Разумеется, Дмитрий не знал, что я ждала Жерве: он просто рассказывал, как низко пал человек, некогда меня оскорбивший, надеясь доставить мне удовольствие, но вбивая этими словами последний гвоздь в крышку гроба моей любви.

Выслушав его, я перевела разговор на другое, а когда осталась одна, обнажила руку, на которой еще видна была царапина, вспомнила ту сцену у окна… и засмеялась над собой!

Вот именно – не заплакала, а засмеялась.

Этим смехом все и кончилось в моем сердце.

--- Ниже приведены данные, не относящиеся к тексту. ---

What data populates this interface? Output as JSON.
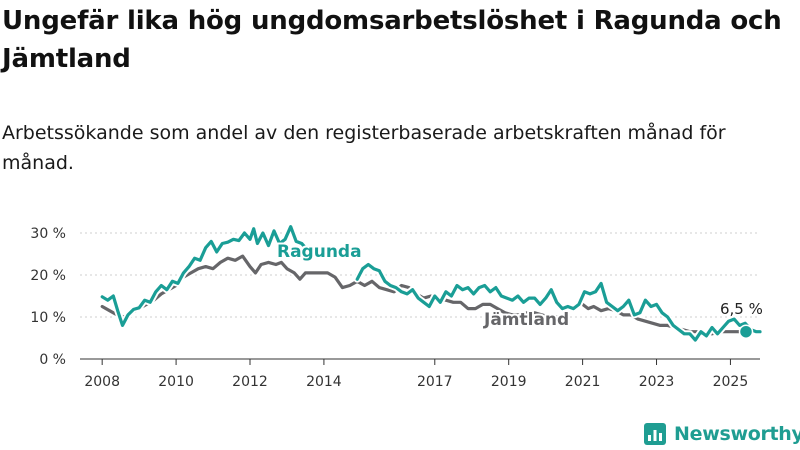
{
  "chart_data": {
    "type": "line",
    "title": "Ungefär lika hög ungdomsarbetslöshet i Ragunda och Jämtland",
    "subtitle": "Arbetssökande som andel av den registerbaserade arbetskraften månad för månad.",
    "xlabel": "",
    "ylabel": "",
    "ylim": [
      0,
      30
    ],
    "xlim": [
      2007.4,
      2025.8
    ],
    "y_ticks": [
      0,
      10,
      20,
      30
    ],
    "y_tick_labels": [
      "0 %",
      "10 %",
      "20 %",
      "30 %"
    ],
    "x_ticks": [
      2008,
      2010,
      2012,
      2014,
      2017,
      2019,
      2021,
      2023,
      2025
    ],
    "x_tick_labels": [
      "2008",
      "2010",
      "2012",
      "2014",
      "2017",
      "2019",
      "2021",
      "2023",
      "2025"
    ],
    "grid": true,
    "legend": "inline labels",
    "end_label": "6,5 %",
    "series": [
      {
        "name": "Ragunda",
        "color": "#1a9e96",
        "points": [
          [
            2008.0,
            14.8
          ],
          [
            2008.15,
            14.0
          ],
          [
            2008.3,
            15.0
          ],
          [
            2008.42,
            11.5
          ],
          [
            2008.55,
            8.0
          ],
          [
            2008.7,
            10.5
          ],
          [
            2008.85,
            11.8
          ],
          [
            2009.0,
            12.2
          ],
          [
            2009.15,
            14.0
          ],
          [
            2009.3,
            13.5
          ],
          [
            2009.45,
            16.0
          ],
          [
            2009.6,
            17.5
          ],
          [
            2009.75,
            16.5
          ],
          [
            2009.9,
            18.5
          ],
          [
            2010.05,
            18.0
          ],
          [
            2010.2,
            20.5
          ],
          [
            2010.35,
            22.0
          ],
          [
            2010.5,
            24.0
          ],
          [
            2010.65,
            23.5
          ],
          [
            2010.8,
            26.5
          ],
          [
            2010.95,
            28.0
          ],
          [
            2011.1,
            25.5
          ],
          [
            2011.25,
            27.5
          ],
          [
            2011.4,
            27.8
          ],
          [
            2011.55,
            28.5
          ],
          [
            2011.7,
            28.2
          ],
          [
            2011.85,
            30.0
          ],
          [
            2012.0,
            28.5
          ],
          [
            2012.1,
            31.0
          ],
          [
            2012.2,
            27.5
          ],
          [
            2012.35,
            30.0
          ],
          [
            2012.5,
            27.0
          ],
          [
            2012.65,
            30.5
          ],
          [
            2012.8,
            27.5
          ],
          [
            2012.95,
            28.5
          ],
          [
            2013.1,
            31.5
          ],
          [
            2013.25,
            28.0
          ],
          [
            2013.4,
            27.5
          ],
          [
            2013.55,
            26.0
          ],
          [
            2013.7,
            26.5
          ],
          [
            2013.85,
            25.0
          ]
        ]
      },
      {
        "name": "Ragunda",
        "color": "#1a9e96",
        "points": [
          [
            2014.9,
            19.0
          ],
          [
            2015.05,
            21.5
          ],
          [
            2015.2,
            22.5
          ],
          [
            2015.35,
            21.5
          ],
          [
            2015.5,
            21.0
          ],
          [
            2015.65,
            18.5
          ],
          [
            2015.8,
            17.5
          ],
          [
            2015.95,
            17.0
          ],
          [
            2016.1,
            16.0
          ],
          [
            2016.25,
            15.5
          ],
          [
            2016.4,
            16.5
          ],
          [
            2016.55,
            14.5
          ],
          [
            2016.7,
            13.5
          ],
          [
            2016.85,
            12.5
          ],
          [
            2017.0,
            15.0
          ],
          [
            2017.15,
            13.5
          ],
          [
            2017.3,
            16.0
          ],
          [
            2017.45,
            15.0
          ],
          [
            2017.6,
            17.5
          ],
          [
            2017.75,
            16.5
          ],
          [
            2017.9,
            17.0
          ],
          [
            2018.05,
            15.5
          ],
          [
            2018.2,
            17.0
          ],
          [
            2018.35,
            17.5
          ],
          [
            2018.5,
            16.0
          ],
          [
            2018.65,
            17.0
          ],
          [
            2018.8,
            15.0
          ],
          [
            2018.95,
            14.5
          ],
          [
            2019.1,
            14.0
          ],
          [
            2019.25,
            15.0
          ],
          [
            2019.4,
            13.5
          ],
          [
            2019.55,
            14.5
          ],
          [
            2019.7,
            14.5
          ],
          [
            2019.85,
            13.0
          ],
          [
            2020.0,
            14.5
          ],
          [
            2020.15,
            16.5
          ],
          [
            2020.3,
            13.5
          ],
          [
            2020.45,
            12.0
          ],
          [
            2020.6,
            12.5
          ],
          [
            2020.75,
            12.0
          ],
          [
            2020.9,
            13.0
          ],
          [
            2021.05,
            16.0
          ],
          [
            2021.2,
            15.5
          ],
          [
            2021.35,
            16.0
          ],
          [
            2021.5,
            18.0
          ],
          [
            2021.65,
            13.5
          ],
          [
            2021.8,
            12.5
          ],
          [
            2021.95,
            11.5
          ],
          [
            2022.1,
            12.5
          ],
          [
            2022.25,
            14.0
          ],
          [
            2022.4,
            10.5
          ],
          [
            2022.55,
            11.0
          ],
          [
            2022.7,
            14.0
          ],
          [
            2022.85,
            12.5
          ],
          [
            2023.0,
            13.0
          ],
          [
            2023.15,
            11.0
          ],
          [
            2023.3,
            10.0
          ],
          [
            2023.45,
            8.0
          ],
          [
            2023.6,
            7.0
          ],
          [
            2023.75,
            6.0
          ],
          [
            2023.9,
            6.0
          ],
          [
            2024.05,
            4.5
          ],
          [
            2024.2,
            6.5
          ],
          [
            2024.35,
            5.5
          ],
          [
            2024.5,
            7.5
          ],
          [
            2024.65,
            6.0
          ],
          [
            2024.8,
            7.5
          ],
          [
            2024.95,
            9.0
          ],
          [
            2025.1,
            9.5
          ],
          [
            2025.25,
            8.0
          ],
          [
            2025.4,
            8.5
          ],
          [
            2025.55,
            7.0
          ],
          [
            2025.7,
            6.5
          ],
          [
            2025.8,
            6.5
          ]
        ]
      },
      {
        "name": "Jämtland",
        "color": "#666669",
        "points": [
          [
            2008.0,
            12.5
          ],
          [
            2008.2,
            11.5
          ],
          [
            2008.4,
            10.5
          ],
          [
            2008.6,
            10.0
          ],
          [
            2008.8,
            11.0
          ],
          [
            2009.0,
            12.0
          ],
          [
            2009.2,
            13.0
          ],
          [
            2009.4,
            14.0
          ],
          [
            2009.6,
            15.5
          ],
          [
            2009.8,
            16.5
          ],
          [
            2010.0,
            17.5
          ],
          [
            2010.2,
            19.5
          ],
          [
            2010.4,
            20.5
          ],
          [
            2010.6,
            21.5
          ],
          [
            2010.8,
            22.0
          ],
          [
            2011.0,
            21.5
          ],
          [
            2011.2,
            23.0
          ],
          [
            2011.4,
            24.0
          ],
          [
            2011.6,
            23.5
          ],
          [
            2011.8,
            24.5
          ],
          [
            2012.0,
            22.0
          ],
          [
            2012.15,
            20.5
          ],
          [
            2012.3,
            22.5
          ],
          [
            2012.5,
            23.0
          ],
          [
            2012.7,
            22.5
          ],
          [
            2012.85,
            23.0
          ],
          [
            2013.0,
            21.5
          ],
          [
            2013.2,
            20.5
          ],
          [
            2013.35,
            19.0
          ],
          [
            2013.5,
            20.5
          ],
          [
            2013.7,
            20.5
          ],
          [
            2013.9,
            20.5
          ],
          [
            2014.1,
            20.5
          ],
          [
            2014.3,
            19.5
          ],
          [
            2014.5,
            17.0
          ],
          [
            2014.7,
            17.5
          ],
          [
            2014.9,
            18.5
          ],
          [
            2015.1,
            17.5
          ],
          [
            2015.3,
            18.5
          ],
          [
            2015.5,
            17.0
          ],
          [
            2015.7,
            16.5
          ],
          [
            2015.9,
            16.0
          ],
          [
            2016.1,
            17.5
          ],
          [
            2016.3,
            17.0
          ],
          [
            2016.5,
            15.5
          ],
          [
            2016.7,
            14.5
          ],
          [
            2016.9,
            15.0
          ],
          [
            2017.1,
            14.0
          ],
          [
            2017.3,
            14.0
          ],
          [
            2017.5,
            13.5
          ],
          [
            2017.7,
            13.5
          ],
          [
            2017.9,
            12.0
          ],
          [
            2018.1,
            12.0
          ],
          [
            2018.3,
            13.0
          ],
          [
            2018.5,
            13.0
          ],
          [
            2018.7,
            12.0
          ],
          [
            2018.9,
            11.0
          ],
          [
            2019.1,
            10.5
          ],
          [
            2019.3,
            10.5
          ],
          [
            2019.5,
            11.0
          ],
          [
            2019.7,
            11.0
          ],
          [
            2019.9,
            10.5
          ],
          [
            2020.1,
            10.0
          ],
          [
            2020.3,
            10.0
          ]
        ]
      },
      {
        "name": "Jämtland",
        "color": "#666669",
        "points": [
          [
            2021.0,
            13.0
          ],
          [
            2021.15,
            12.0
          ],
          [
            2021.3,
            12.5
          ],
          [
            2021.5,
            11.5
          ],
          [
            2021.7,
            12.0
          ],
          [
            2021.9,
            11.5
          ],
          [
            2022.1,
            10.5
          ],
          [
            2022.3,
            10.5
          ],
          [
            2022.5,
            9.5
          ],
          [
            2022.7,
            9.0
          ],
          [
            2022.9,
            8.5
          ],
          [
            2023.1,
            8.0
          ],
          [
            2023.3,
            8.0
          ],
          [
            2023.5,
            7.5
          ],
          [
            2023.7,
            7.0
          ],
          [
            2023.9,
            6.5
          ],
          [
            2024.1,
            6.5
          ],
          [
            2024.3,
            6.0
          ],
          [
            2024.5,
            6.0
          ],
          [
            2024.7,
            6.5
          ],
          [
            2024.9,
            6.5
          ],
          [
            2025.1,
            6.5
          ],
          [
            2025.3,
            6.5
          ],
          [
            2025.5,
            6.5
          ],
          [
            2025.7,
            6.5
          ],
          [
            2025.8,
            6.5
          ]
        ]
      }
    ]
  },
  "brand": {
    "name": "Newsworthy",
    "icon": "bar-chart-icon",
    "color": "#1f9d92"
  }
}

Сейчас, задним числом, можно, конечно, приписывать себе какую угодно силу характера, но я поклясться могу, что Жерве умер для меня в это мгновение, и, видимо, он это почувствовал, а может быть, еще какой-то стыд в нем оставался, потому что больше не получала я от него писем и вообще его не видела. В приличном обществе он бывать перестал, зато предался вовсе неумеренному разгулу, который его в конце концов и сгубил.


В то время блистала некая графиня Юлия Самойлова, если не ошибаюсь, постарше меня лет на семь, возлюбленная, к слову сказать, знаменитого художника Брюллова и персонаж многих его картин. Она была урожденная Пален, по матери Скавронская, по отцу… пожалуй, тут можно сказать, что происхождения она была довольно скандального: для примера, ходили слухи, будто к ее происхождению причастен муж ее бабушки, красавицы Екатерины Скавронской, известный куртизан и мальтийский рыцарь Юлий Литта! Конечно, это считалось семейной тайной, но, как о всякой скандальной тайне, о ней очень много болтали в обществе.

Эта скандальность сохранилась в поведении Юлии Павловны. Она была истинный Дон Жуан в юбке, с той лишь разницей, что статую командора она пригласила бы не к ужину, а в постель. Эпатировать публику она обожала: хлебом ее не корми – дай только выставить на всеобщее обозрение свои проказы. Когда бы я была Дюма, я непременно сделала бы ее героиней авантюрного романа, только роман тот вышел бы, к несчастью, совершенно неприличным! Пожалуй, она скорей была бы подходящей героиней для Понсон дю Террайля или вовсе для Поля де Кока, фривольнейшего из всех французских писателей! По сравнению с ней я, которую называли львицей, звездой и бальзаковской женщиной, просто скромнейшая пансионерка. Вот она была истинная львица, без всякой лести!